First David Wiley commented a study whose abstract is
We estimate the relationship between students’ educational achievement and the availability and use of computers at home and at school in the international student-level PISA database. Bivariate analyses show a positive correlation between student achievement and the availability of computers both at home and at schools. However, once we control extensively for family background and school characteristics, the relationship gets negative for home computers and insignificant for school computers. Thus, the mere availability of computers at home seems to distract students from effective learning. But measures of computer use for education and communication at home show a positive conditional relationship with student achievement. The conditional relationship between student achievement and computer and internet use at school has an inverted U-shape, which may reflect either ability bias combined with negative effects of computerized instruction or a low optimal level of computerized instruction.
David questioned the methodology and concluded that
Yet another example of people with an agenda “doing research.” What an embarassment. No wonder educational research is completely discredited in the popular mind.
One of his reader commented that David has "an agenda, and not the authors".
David responded with the post More on Fuchs & Woessmann I am opining here.
First thing that interests me is that the Fuchs & Woessmann's paper is based on the data from the PISA 2000 studies. It would be interesting to run the same statistical analysis on the now available PISA 2003 data to see if the same can be concluded.
Fuchs & Woessmann's paper is a pure statistical exercise, basing data from another study and hence the authors have no control of how the initial data was gathered and all the associated assumptions being taken. David's comment is generally applicable to most of such "research", drawing conclusion from statistical correlation: without looking deeply into whether we can establish a causal relationship between the parameters under the study. With that in mind, it is prefectly correct for David to say
Now, let's pretend we are examing a group of 15 year olds, some of whom spend none of their educational and recreational time on computers, some of whom spend some of their educational and recreational time on computers, and some of whom spend much of their educational time and recreational time on computers. Now, let’s imagine two scenarios in which we might measure the academic achievement of a sample of this group of 15 year olds. In one scenario, we will carry out the assessment on computers. In the other scenario, we will carry out the assessment in "more traditional" manner. Can we not form a strong hypothesis, ahead of data collection or analysis, about which sub-group will perform best in each scenario?
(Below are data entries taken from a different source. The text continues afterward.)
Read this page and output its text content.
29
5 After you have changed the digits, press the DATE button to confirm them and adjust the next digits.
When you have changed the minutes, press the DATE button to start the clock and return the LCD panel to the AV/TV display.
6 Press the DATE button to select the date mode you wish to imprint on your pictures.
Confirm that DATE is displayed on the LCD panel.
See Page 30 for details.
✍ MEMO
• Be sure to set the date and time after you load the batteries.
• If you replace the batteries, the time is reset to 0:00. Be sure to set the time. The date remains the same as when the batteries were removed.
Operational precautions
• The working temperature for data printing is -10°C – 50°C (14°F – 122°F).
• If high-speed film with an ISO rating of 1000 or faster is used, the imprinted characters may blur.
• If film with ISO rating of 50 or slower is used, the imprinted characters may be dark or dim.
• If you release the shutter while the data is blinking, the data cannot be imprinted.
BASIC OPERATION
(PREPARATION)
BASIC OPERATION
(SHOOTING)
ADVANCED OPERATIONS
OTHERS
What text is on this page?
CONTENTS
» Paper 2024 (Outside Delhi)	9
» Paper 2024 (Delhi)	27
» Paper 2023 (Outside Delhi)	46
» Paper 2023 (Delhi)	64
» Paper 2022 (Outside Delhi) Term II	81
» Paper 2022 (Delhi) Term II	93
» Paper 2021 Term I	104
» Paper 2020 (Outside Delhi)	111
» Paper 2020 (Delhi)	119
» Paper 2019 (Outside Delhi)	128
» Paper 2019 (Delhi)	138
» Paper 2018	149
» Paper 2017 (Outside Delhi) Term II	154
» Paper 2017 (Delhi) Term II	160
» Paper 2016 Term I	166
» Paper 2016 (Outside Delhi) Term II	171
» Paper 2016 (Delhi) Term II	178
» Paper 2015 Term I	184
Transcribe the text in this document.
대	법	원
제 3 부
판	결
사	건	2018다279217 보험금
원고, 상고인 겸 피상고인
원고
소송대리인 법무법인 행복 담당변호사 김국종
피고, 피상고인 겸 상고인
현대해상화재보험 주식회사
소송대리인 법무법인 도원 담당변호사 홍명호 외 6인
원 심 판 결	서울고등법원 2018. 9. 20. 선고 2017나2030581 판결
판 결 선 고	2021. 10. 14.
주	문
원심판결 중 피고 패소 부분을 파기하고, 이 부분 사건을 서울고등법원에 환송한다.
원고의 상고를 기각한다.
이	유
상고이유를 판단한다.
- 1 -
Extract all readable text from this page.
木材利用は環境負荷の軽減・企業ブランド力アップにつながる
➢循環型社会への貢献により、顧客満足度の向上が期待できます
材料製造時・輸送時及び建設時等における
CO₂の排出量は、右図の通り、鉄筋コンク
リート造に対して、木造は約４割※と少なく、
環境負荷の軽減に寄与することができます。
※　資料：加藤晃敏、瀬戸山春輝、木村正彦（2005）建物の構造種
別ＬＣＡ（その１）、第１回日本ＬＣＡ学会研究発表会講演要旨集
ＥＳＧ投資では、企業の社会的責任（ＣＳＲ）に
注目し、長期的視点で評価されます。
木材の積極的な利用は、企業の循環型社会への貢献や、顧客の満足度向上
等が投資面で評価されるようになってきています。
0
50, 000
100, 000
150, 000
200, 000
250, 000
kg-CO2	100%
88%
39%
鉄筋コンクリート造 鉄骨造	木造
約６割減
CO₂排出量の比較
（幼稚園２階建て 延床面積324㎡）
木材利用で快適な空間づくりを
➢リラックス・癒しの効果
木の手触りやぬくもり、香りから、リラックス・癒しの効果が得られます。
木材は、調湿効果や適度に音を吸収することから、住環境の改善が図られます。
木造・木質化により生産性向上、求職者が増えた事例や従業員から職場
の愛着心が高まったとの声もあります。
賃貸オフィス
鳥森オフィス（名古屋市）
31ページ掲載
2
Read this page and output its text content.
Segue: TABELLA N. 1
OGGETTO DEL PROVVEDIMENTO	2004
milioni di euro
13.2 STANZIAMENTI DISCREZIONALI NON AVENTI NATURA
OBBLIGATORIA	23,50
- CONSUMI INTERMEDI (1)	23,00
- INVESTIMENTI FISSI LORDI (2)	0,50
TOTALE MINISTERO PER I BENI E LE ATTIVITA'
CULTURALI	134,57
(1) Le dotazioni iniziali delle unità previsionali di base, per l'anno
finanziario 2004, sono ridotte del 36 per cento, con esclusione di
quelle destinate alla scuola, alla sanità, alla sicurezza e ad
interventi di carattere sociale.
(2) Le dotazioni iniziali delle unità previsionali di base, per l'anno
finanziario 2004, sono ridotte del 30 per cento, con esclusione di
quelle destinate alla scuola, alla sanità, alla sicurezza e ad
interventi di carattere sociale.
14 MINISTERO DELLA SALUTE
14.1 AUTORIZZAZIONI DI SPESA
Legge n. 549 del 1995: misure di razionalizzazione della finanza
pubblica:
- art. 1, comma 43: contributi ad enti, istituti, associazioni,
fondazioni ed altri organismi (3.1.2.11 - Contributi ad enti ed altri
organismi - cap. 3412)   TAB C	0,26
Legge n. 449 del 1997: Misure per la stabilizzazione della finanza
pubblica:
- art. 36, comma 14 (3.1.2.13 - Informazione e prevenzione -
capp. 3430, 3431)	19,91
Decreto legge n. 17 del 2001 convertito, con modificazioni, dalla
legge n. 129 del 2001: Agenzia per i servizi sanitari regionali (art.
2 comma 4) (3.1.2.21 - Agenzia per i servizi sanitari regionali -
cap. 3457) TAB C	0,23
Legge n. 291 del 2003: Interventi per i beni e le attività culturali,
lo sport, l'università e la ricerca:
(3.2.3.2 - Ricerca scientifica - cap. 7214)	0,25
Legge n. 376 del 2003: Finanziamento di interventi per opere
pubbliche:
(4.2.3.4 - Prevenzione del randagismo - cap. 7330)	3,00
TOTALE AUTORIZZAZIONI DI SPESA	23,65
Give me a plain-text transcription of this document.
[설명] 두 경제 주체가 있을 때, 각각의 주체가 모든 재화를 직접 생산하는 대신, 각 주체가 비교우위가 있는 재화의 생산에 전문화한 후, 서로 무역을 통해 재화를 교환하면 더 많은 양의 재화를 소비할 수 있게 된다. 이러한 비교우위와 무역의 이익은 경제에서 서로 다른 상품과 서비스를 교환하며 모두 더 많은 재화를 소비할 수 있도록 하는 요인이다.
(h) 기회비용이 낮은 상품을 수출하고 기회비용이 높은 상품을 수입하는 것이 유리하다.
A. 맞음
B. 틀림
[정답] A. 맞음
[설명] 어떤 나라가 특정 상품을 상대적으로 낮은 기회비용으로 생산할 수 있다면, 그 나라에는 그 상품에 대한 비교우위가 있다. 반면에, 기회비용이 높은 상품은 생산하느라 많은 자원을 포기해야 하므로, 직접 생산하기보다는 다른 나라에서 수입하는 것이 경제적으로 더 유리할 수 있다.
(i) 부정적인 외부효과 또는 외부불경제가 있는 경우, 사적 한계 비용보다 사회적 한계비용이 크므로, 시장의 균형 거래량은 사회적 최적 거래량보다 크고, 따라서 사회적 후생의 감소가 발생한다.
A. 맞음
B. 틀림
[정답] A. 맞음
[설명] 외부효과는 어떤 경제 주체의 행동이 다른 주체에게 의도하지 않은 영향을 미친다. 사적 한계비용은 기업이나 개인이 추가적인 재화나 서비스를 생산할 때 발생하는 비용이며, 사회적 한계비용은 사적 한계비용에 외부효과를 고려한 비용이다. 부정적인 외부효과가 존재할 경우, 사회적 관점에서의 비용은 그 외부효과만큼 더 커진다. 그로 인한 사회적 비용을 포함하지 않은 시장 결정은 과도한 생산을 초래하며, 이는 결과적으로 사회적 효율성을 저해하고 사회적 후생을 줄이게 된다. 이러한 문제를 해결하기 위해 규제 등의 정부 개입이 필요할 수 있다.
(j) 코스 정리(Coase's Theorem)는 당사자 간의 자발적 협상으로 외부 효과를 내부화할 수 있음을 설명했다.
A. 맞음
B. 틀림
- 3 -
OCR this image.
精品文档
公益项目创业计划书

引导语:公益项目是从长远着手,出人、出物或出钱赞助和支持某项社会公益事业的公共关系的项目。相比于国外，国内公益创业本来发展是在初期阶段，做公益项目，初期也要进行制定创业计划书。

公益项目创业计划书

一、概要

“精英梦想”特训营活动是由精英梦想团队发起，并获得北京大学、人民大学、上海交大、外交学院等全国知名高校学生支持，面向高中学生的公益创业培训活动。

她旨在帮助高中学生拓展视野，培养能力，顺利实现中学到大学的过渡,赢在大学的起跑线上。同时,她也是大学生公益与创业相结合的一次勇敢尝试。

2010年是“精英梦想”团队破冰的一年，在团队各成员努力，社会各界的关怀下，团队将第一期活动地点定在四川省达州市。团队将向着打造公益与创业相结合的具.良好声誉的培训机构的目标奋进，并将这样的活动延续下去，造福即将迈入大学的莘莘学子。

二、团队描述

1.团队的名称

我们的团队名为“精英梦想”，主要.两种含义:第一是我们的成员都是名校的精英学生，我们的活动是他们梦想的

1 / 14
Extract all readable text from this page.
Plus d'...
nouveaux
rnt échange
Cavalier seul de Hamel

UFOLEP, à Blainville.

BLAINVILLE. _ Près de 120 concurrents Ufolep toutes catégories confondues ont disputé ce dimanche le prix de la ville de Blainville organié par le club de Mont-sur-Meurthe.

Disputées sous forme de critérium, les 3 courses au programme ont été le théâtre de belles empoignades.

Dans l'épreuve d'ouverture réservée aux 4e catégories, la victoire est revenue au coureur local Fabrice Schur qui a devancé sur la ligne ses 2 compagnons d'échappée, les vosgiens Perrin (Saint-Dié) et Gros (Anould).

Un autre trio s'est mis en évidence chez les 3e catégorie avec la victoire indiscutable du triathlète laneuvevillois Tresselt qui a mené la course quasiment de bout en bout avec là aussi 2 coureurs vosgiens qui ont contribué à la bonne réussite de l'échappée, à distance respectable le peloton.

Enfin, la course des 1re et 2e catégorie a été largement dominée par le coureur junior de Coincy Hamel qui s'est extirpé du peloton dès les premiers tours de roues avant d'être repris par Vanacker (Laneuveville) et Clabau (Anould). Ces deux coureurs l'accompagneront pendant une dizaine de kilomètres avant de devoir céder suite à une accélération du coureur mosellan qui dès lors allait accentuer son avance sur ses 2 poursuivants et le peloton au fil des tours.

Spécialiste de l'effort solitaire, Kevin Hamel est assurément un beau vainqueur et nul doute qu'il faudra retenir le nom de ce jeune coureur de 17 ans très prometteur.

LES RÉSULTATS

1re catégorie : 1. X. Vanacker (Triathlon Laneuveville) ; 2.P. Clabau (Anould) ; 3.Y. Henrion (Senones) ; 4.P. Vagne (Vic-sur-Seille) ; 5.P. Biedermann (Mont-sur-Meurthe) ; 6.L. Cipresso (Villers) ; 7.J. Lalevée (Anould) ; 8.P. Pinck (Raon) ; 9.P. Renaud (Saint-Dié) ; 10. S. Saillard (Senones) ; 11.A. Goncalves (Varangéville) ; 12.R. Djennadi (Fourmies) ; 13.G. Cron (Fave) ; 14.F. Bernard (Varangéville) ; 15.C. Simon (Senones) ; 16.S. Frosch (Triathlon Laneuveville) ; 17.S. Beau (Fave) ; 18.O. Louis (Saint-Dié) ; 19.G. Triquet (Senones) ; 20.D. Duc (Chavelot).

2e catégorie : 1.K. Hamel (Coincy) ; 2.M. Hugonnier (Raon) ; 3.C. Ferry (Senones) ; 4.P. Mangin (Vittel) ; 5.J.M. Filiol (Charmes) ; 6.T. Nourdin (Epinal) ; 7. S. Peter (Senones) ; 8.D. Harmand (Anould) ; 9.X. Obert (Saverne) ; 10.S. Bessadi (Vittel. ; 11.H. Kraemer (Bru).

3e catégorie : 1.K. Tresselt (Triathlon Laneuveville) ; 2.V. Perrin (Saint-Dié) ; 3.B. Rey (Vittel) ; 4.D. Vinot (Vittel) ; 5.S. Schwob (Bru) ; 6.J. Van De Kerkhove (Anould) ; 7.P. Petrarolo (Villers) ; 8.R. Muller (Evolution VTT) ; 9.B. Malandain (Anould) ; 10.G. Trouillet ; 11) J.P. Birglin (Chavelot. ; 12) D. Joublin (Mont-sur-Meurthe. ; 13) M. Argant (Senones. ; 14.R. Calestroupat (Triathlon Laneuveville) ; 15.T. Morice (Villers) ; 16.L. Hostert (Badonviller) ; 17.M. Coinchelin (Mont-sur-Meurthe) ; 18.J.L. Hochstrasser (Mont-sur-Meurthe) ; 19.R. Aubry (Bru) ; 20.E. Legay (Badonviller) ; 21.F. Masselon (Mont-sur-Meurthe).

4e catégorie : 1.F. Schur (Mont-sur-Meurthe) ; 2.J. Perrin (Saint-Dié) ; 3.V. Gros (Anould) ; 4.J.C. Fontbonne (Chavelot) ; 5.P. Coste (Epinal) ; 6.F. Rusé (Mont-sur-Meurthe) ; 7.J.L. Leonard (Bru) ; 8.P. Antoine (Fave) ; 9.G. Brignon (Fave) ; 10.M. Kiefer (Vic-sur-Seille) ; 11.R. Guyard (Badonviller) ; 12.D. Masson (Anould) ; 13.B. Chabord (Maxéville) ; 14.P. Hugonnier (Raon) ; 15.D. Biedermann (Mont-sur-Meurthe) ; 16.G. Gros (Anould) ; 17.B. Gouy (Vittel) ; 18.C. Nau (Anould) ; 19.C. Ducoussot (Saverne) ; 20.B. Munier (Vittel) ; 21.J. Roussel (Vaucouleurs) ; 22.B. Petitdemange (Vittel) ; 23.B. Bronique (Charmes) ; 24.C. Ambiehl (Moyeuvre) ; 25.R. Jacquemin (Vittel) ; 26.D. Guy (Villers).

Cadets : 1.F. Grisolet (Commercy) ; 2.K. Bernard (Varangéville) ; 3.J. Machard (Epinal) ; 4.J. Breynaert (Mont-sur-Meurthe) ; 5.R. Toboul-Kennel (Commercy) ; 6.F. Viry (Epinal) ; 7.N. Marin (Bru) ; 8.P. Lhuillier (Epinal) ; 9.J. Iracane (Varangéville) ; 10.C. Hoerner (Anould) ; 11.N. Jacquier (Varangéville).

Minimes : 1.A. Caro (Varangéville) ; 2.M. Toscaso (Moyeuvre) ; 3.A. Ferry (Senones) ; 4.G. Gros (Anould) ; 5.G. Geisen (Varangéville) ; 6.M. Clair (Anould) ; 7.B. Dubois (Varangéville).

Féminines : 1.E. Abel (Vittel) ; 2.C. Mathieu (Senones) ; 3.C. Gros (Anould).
Methodology is one thing. But, let's consider something else.
Some sample items from the 2000 studies are available here. From the first reading unit (page 32 of the pdf file), two figures are shown: first about the depth of Lake Chad and second about kind of animals in the rock arts, both plotted along a timeline. 5 items are associated to Lake Chad: first 2 of which test the 15 years old ability to read the first figure, the third item is "Why has the author chosen to start the graph at this point?" which is checking whether the testee has read the introduction to the figures. Question 4 is:
Figure B is based on the assumption that
A. the animals in the rock art were present in the area at the time they were drawn.
B. the artists who drew the animals were highly skilled.
C. the artists who draw the animals were able to travel widely.
D. there was no attempt to domesticate the animals which were depicted in the rock art.
This particular item assumes the 15 years old know what is a rock art.
Here is another sample (page 95 of the pdf) about "speed of a racing car". There is a graph showing how the speed of a racing car varies along a flat 3 kilometre track during its second lap.
The first multiple choice item related to "speed of racing car" is
What is the approximate distance from the starting line to the beginning of the longest straight section of the track?
and so on...
This set of questions would have trapped me! With the benefit of reading the answer, I noticed that this is an unusual graph. Most Physics textbook would plot speed against time and I would have find the area under the curve to find the distance traveled. Well, the graph is speed along distance. Hence we only need to be able to deduce that the race car will decrease its speed only because it is turning a corner and hence find the points of lowest speed to determine whether the corners are.
After looking at the sample items, I found that these are quite demanding items. Those who can stay focussed for 2 hours continuously in a desk obviously will perform better than digital natives who used to multi-task, short attention span and always used to have, at their finger tips, supports from peers from a distance and information whenever they need.
My question would be to question whether these digital natives, given their characteristics would be able to meet the challenge in 2010 when they have to contribute to real economic productivity; or, are the items really testing the required skills these digital natives would need to be productive?
Methodology is only part of the bigger debate!